La penitenza è un sacramento? Una domanda per la quaresima
Avvicinandosi la quaresima, il cammino ecclesiale dovrà porre di nuovo la domanda sul “fare penitenza” che sembra caratterizzare in modo particolare proprio questo tempo dei 40 giorni. E’ altrettanto ovvio che resta ancora molto facile identificare il “tempo di quaresima” con un momento opportuno per accedere con maggior frequenza e intensità al sacramento della confessione.
Questa sovrapposizione del “tempo di penitenza” con il “sacramento della penitenza” a suo modo appare istruttiva e indica, nella forma più chiara, una questione che merita di essere affrontata in modo esplicito.

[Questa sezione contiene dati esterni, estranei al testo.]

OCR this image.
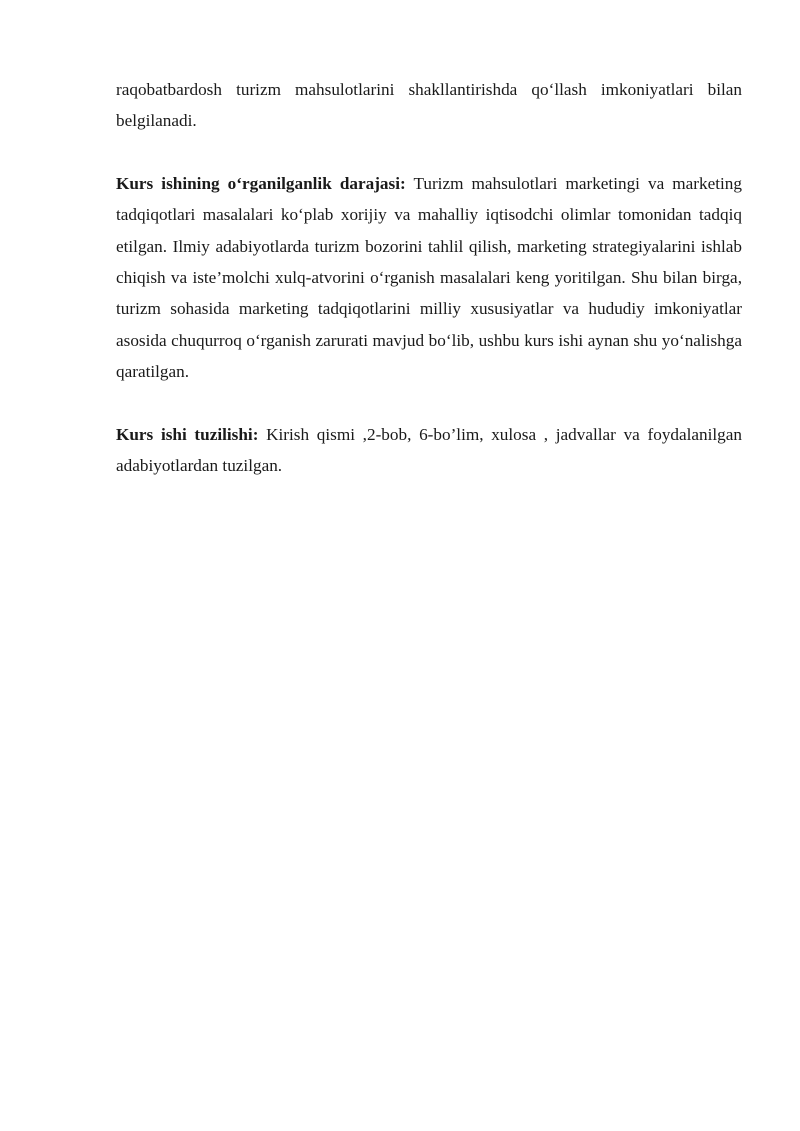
raqobatbardosh turizm mahsulotlarini shakllantirishda qo‘llash imkoniyatlari bilan belgilanadi.

Kurs ishining o‘rganilganlik darajasi: Turizm mahsulotlari marketingi va marketing tadqiqotlari masalalari ko‘plab xorijiy va mahalliy iqtisodchi olimlar tomonidan tadqiq etilgan. Ilmiy adabiyotlarda turizm bozorini tahlil qilish, marketing strategiyalarini ishlab chiqish va iste’molchi xulq-atvorini o‘rganish masalalari keng yoritilgan. Shu bilan birga, turizm sohasida marketing tadqiqotlarini milliy xususiyatlar va hududiy imkoniyatlar asosida chuqurroq o‘rganish zarurati mavjud bo‘lib, ushbu kurs ishi aynan shu yo‘nalishga qaratilgan.

Kurs ishi tuzilishi: Kirish qismi ,2-bob, 6-bo’lim, xulosa , jadvallar va foydalanilgan adabiyotlardan tuzilgan.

Per la coscienza della Chiesa fino al XVI secolo, ossia fino alle soglie del mondo moderno, la penitenza era una parte costitutiva della vita cristiana. Il “fare penitenza” era una dimensione ordinaria della vita dei battezzati, che nessuno confondeva con un sacramento diverso dal battesimo e dalla eucaristia. Per questo, nella terminologia che la scolastica ha introdotto, la penitenza è chiamata “virtù”, ossia una “capacità” di vivere il perdono, ricevuto da Dio ed esercitato verso il prossimo, che fa parte dei doni ricevuti con il battesimo. Questa penitenza, questa virtù che fa tesoro della esperienza battesimale, può però patire una crisi. Solo allora entra in campo il “sacramento della penitenza”, ossia il processo ecclesiale, quello che ancora il concilio di Trento chiama “battesimo laborioso”, e che restituisce al battezzato la virtù di penitenza. Per farlo, oltre a rinnovare il perdono di Dio con la solenne dichiarazione della “assoluzione”, vengono messi in opera quegli “atti del penitente” che sono costitutivi del sacramento. Il sacramento è perciò il percorso di recupero della virtù di penitenza, basato su un “giudizio” circa il lavoro del pentimento e della soddisfazione, che permette al penitente di rientrare, gradualmente, nella comunione ecclesiale.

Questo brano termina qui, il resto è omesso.